The control of the control flap 9 is designed such that, as mentioned, the soot burn-off filter 4 is burnt free in the exhaust gas line 3 when a certain dynamic pressure is reached. To prevent the filter 4 from being destroyed as a result of high exhaust gas temperatures, the gas line 3 in front of the filter 4 , for example by means of a thermocouple, detects the temperature ϑ and, if appropriate, the switching flap 9 is opened somewhat. In this regard, the upper limit for the exhaust gas temperature is approx. 800 ° C. The temperature and the pressure are measured at points 16 and 17 of the exhaust pipe 3 and the values are supplied to the control unit 14 . The engine load M is included as a control variable in that the valve 9 should remain fully open at full load so as not to have to sacrifice performance.

The idle valve 9 always remains closed, because in this way a relatively high temperature level in the combustion chamber of the internal combustion engine 1 is maintained and the semi-slight ignition delay of the injected fuel, even when accelerating from idle, arises. This greatly reduces noise emissions. Likewise, the exhaust gas temperature never drops below the "light-off temperature" of the catalyst 7 . The controller also stipulates that the damper 9 to the rapid achievement of the operating temperature of the internal combustion engine 1 and to reduce the white smoking during the warm-up phase of the internal combustion engine 1, starting from a closed position during a cold start, depending on the exhaust gas temperature up to the achievement of the operation temperature, continuously opens.

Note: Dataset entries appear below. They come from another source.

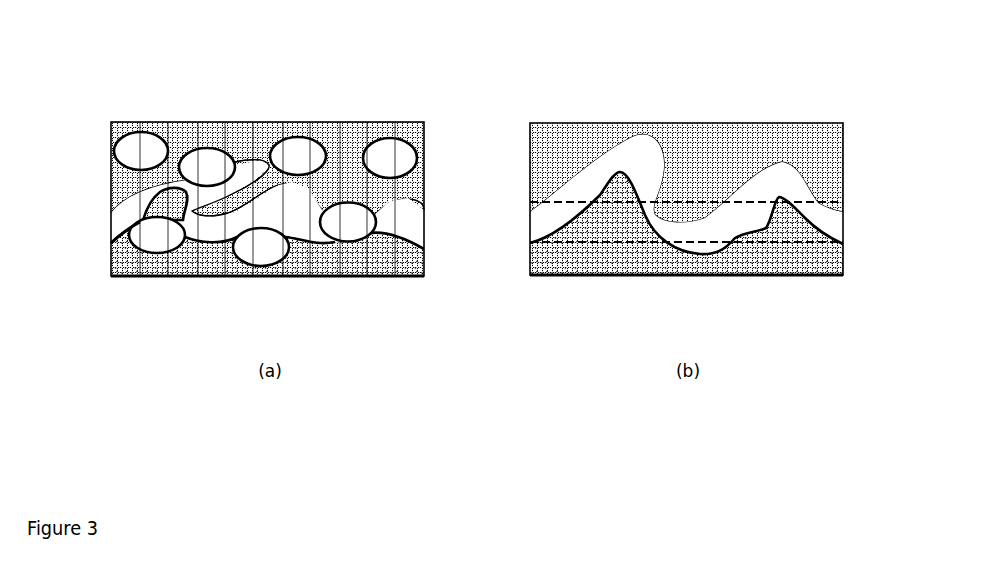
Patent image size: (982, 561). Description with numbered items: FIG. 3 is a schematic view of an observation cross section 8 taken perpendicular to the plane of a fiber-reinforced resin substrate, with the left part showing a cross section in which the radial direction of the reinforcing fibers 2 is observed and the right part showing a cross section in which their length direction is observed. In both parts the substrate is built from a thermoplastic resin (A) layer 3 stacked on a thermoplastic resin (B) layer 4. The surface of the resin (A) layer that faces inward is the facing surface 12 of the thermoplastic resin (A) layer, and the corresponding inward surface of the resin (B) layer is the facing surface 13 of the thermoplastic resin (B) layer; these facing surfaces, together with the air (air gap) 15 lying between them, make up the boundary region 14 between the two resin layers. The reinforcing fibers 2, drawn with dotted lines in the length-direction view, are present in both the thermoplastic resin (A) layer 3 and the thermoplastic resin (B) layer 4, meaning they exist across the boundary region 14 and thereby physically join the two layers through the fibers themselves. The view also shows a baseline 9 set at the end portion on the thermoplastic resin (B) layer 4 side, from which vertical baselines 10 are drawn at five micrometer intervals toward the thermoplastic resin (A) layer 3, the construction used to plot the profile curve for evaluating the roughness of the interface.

The reinforcing fiber 2 is at (368, 241).
The thermoplastic resin (A) layer 3 is at (412, 190).
The thermoplastic resin (B) layer 4 is at (424, 258).
The observation cross section 8 is at (382, 104).
The baseline 9 is at (118, 276).
The vertical baseline 10 is at (197, 137).
The facing surface of thermoplastic resin (A) layer 12 is at (266, 163).
The facing surface of thermoplastic resin (B) layer 13 is at (320, 245).
The boundary region 14 is at (433, 210).
The air (air gap) 15 is at (128, 222).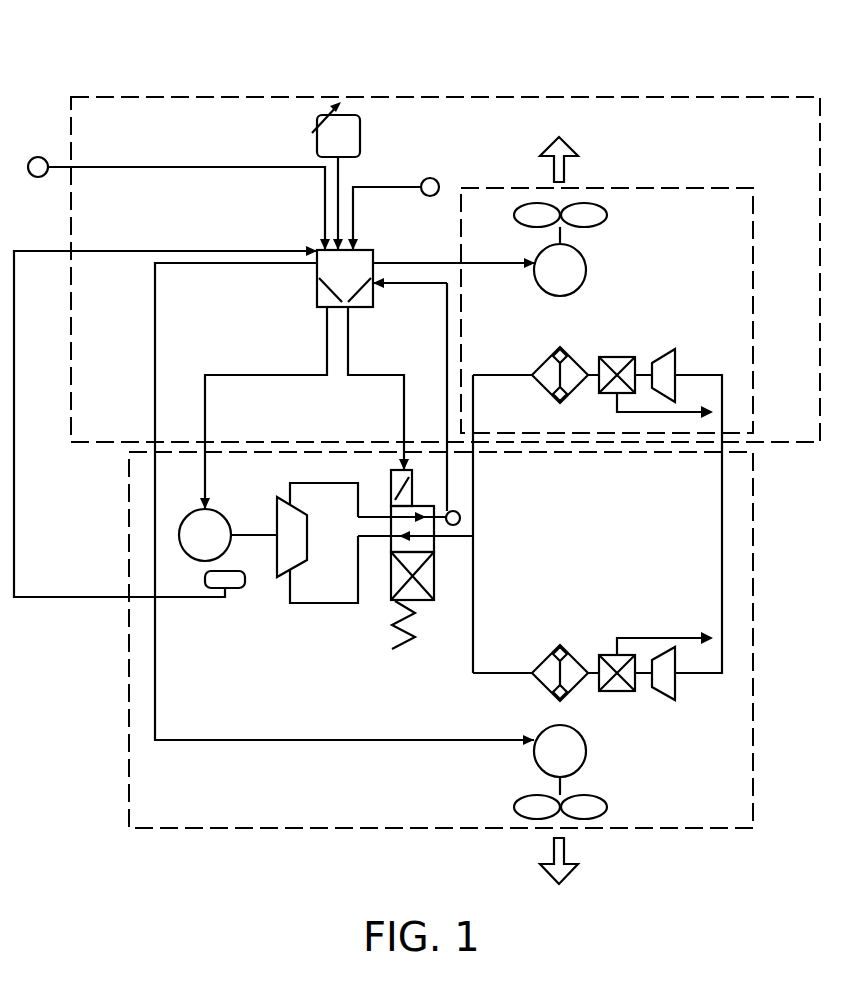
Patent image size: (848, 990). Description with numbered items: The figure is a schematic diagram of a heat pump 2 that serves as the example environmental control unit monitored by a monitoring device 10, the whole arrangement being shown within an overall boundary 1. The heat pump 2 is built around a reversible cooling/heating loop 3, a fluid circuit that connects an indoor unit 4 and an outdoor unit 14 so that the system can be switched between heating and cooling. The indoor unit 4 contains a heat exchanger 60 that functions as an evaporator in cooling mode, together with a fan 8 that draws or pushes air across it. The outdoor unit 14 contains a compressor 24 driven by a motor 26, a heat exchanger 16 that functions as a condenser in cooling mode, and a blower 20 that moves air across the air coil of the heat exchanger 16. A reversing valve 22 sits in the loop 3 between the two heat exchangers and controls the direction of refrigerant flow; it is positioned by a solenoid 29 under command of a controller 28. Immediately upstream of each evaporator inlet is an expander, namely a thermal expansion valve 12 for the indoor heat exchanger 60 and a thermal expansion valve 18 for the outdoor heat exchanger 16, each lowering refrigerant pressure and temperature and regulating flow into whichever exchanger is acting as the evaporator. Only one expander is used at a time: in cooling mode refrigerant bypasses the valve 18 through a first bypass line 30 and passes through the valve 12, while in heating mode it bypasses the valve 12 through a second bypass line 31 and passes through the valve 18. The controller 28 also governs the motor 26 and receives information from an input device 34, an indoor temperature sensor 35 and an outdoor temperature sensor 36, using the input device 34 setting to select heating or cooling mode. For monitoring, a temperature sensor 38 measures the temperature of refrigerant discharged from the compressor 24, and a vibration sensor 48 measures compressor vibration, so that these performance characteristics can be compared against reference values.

The vehicle / overall system 1 is at (445, 230).
The heat pump 2 is at (445, 230).
The monitoring device 10 is at (145, 80).
The reversible cooling/heating loop 3 is at (471, 640).
The outdoor unit 14 is at (753, 585).
The indoor unit 4 is at (753, 212).
The fan 8 is at (586, 258).
The thermal expansion valve 12 is at (672, 351).
The evaporating heat exchanger 16 is at (574, 657).
The thermal expansion valve 18 is at (663, 701).
The blower 20 is at (588, 752).
The reversing valve 22 is at (402, 552).
The compressor 24 is at (277, 515).
The motor 26 is at (182, 522).
The controller 28 is at (328, 265).
The solenoid 29 is at (408, 497).
The first bypass line 30 is at (663, 637).
The second bypass line 31 is at (660, 414).
The input device 34 is at (349, 113).
The indoor temperature sensor 35 is at (430, 178).
The outdoor temperature sensor 36 is at (38, 157).
The temperature sensor 38 is at (461, 514).
The vibration sensor 48 is at (228, 590).
The condensing heat exchanger 60 is at (572, 357).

The regeneration of the soot-burning filter 4 is additionally favored by thermal insulation of the individual lines 2 , 3 , 5 , 10 and 11 of the soot-burning filter 4 , the catalyst 7 and the heat exchanger 6 .

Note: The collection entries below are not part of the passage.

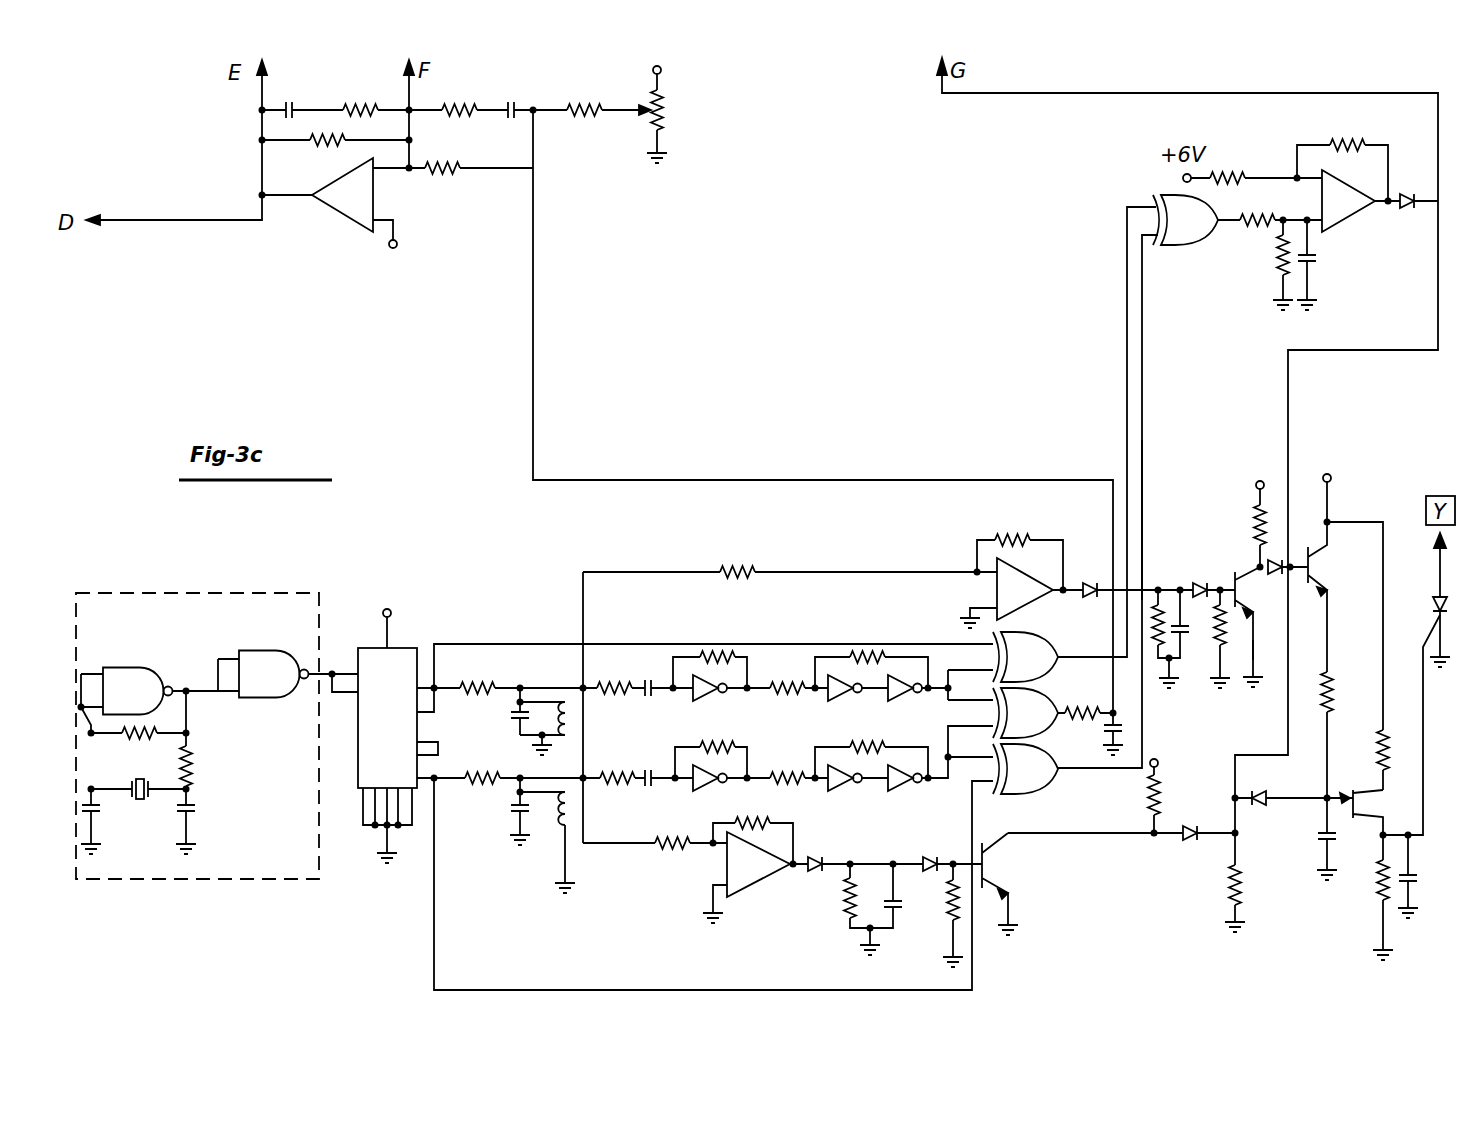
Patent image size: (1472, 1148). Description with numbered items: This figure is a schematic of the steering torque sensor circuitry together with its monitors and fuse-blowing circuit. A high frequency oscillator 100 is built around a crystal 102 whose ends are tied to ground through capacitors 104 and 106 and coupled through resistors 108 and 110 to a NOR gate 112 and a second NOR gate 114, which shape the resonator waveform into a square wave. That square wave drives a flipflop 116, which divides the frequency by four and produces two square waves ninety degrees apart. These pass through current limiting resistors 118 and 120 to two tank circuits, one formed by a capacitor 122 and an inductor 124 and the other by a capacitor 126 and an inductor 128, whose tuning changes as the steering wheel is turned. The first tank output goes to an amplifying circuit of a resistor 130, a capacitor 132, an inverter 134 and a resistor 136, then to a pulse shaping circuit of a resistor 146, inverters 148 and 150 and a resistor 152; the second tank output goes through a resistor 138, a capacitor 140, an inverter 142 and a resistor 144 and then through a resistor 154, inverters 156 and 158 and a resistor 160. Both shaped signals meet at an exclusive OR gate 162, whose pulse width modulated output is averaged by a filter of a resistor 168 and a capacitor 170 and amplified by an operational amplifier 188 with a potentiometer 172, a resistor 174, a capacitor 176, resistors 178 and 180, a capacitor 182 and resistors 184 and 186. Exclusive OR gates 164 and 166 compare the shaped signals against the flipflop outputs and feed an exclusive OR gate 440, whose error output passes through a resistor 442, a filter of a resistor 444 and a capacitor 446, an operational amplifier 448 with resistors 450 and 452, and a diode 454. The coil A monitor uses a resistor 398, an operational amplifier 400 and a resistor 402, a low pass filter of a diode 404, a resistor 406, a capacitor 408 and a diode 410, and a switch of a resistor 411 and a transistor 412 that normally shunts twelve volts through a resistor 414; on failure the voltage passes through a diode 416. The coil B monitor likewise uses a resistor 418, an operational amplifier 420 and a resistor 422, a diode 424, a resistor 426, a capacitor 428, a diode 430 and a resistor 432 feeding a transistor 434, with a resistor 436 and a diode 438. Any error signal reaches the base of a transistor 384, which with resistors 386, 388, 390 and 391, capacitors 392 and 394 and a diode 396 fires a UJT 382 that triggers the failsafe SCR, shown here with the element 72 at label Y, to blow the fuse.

The light emitting diode 72 is at (1433, 610).
The high frequency oscillator 100 is at (196, 593).
The crystal 102 is at (138, 778).
The capacitor 104 is at (196, 806).
The capacitor 106 is at (102, 808).
The resistor 108 is at (193, 766).
The resistor 110 is at (165, 726).
The NOR gate 112 is at (126, 668).
The NOR gate 114 is at (298, 632).
The flipflop 116 is at (410, 648).
The current limiting resistor 118 is at (484, 686).
The current limiting resistor 120 is at (498, 752).
The capacitor 122 is at (515, 715).
The inductor 124 is at (572, 716).
The capacitor 126 is at (514, 806).
The inductor 128 is at (556, 820).
The resistor 130 is at (632, 668).
The capacitor 132 is at (647, 700).
The inverter 134 is at (712, 702).
The resistor 136 is at (743, 656).
The resistor 138 is at (595, 775).
The capacitor 140 is at (644, 786).
The inverter 142 is at (710, 782).
The resistor 144 is at (735, 744).
The resistor 146 is at (776, 682).
The inverter 148 is at (834, 700).
The inverter 150 is at (898, 696).
The resistor 152 is at (888, 626).
The resistor 154 is at (769, 774).
The inverter 156 is at (840, 786).
The inverter 158 is at (894, 790).
The resistor 160 is at (854, 746).
The exclusive OR gate 162 is at (1050, 698).
The exclusive OR gate 164 is at (1038, 646).
The exclusive OR gate 166 is at (1050, 782).
The resistor 168 is at (1094, 718).
The capacitor 170 is at (1143, 746).
The potentiometer 172 is at (666, 112).
The resistor 174 is at (582, 116).
The capacitor 176 is at (515, 105).
The resistor 178 is at (452, 106).
The resistor 180 is at (356, 106).
The capacitor 182 is at (290, 106).
The resistor 184 is at (328, 138).
The resistor 186 is at (440, 166).
The operational amplifier 188 is at (343, 228).
The UJT 382 is at (1368, 804).
The transistor 384 is at (1322, 576).
The resistor 386 is at (1330, 684).
The resistor 388 is at (1380, 742).
The resistor 390 is at (1377, 883).
The resistor 391 is at (1242, 878).
The capacitor 392 is at (1324, 836).
The capacitor 394 is at (1414, 866).
The diode 396 is at (1260, 796).
The current limiting resistor 398 is at (740, 568).
The operational amplifier 400 is at (995, 592).
The resistor 402 is at (1030, 522).
The diode 404 is at (1088, 582).
The resistor 406 is at (1166, 613).
The capacitor 408 is at (1225, 632).
The diode 410 is at (1194, 586).
The resistor 411 is at (1246, 664).
The transistor 412 is at (1246, 590).
The resistor 414 is at (1256, 524).
The diode 416 is at (1275, 558).
The resistor 418 is at (670, 850).
The operational amplifier 420 is at (756, 883).
The resistor 422 is at (773, 822).
The diode 424 is at (828, 859).
The resistor 426 is at (845, 904).
The capacitor 428 is at (910, 904).
The diode 430 is at (952, 840).
The resistor 432 is at (968, 928).
The transistor 434 is at (993, 864).
The resistor 436 is at (1161, 794).
The diode 438 is at (1185, 842).
The exclusive OR gate 440 is at (1173, 243).
The resistor 442 is at (1275, 205).
The resistor 444 is at (1275, 260).
The capacitor 446 is at (1315, 262).
The operational amplifier 448 is at (1350, 220).
The resistor 450 is at (1229, 175).
The resistor 452 is at (1354, 144).
The diode 454 is at (1406, 194).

To compensate for the temperature-related changes in length, the intake 2 and the exhaust pipes 3 and 5 are provided with corrugated pipe inserts 15 .

Claims (4)

1.Control device for raising the exhaust gas temperature in the exhaust line of an air-compressing injection internal combustion engine to the burn-off temperature of a soot combustion filter arranged in the exhaust line, which has an actuator arranged in the intake line of the air-compressing injection internal combustion engine for influencing the intake combustion air flow, which has a control unit as a function of it operating parameters of the internal combustion engine is ver adjustable characterized in that downstream of the Rußabbrennfilters (4) an air-flue gas heat exchanger is arranged (6) which wholly or partly flowed through in dependence on the position of the actuator (9) from the fresh air drawn in becomes. 2. Control device according to claim 1, characterized in that from the intake line ( 2 ) upstream of the actuator ( 9 ) in the heat exchanger ( 6 ) leading line ( 10 ) is branched off and one in the heat exchanger ( 6 ) he heated intake air leading line ( 11 ) flows downstream of the actuator ( 9 ) into the intake line ( 2 ). 3. Control device according to claim 1 or 2, characterized in that a catalyst ( 7 ) is arranged in the exhaust line ( 5 ) between the soot filter ( 4 ) and heat exchanger ( 6 ). 4. Control device according to one of claims 1 to 3, characterized in that the actuator ( 9 ) is controllable such that it is switched to the closed position in idle and in the lower load range of the internal combustion engine ( 1 ).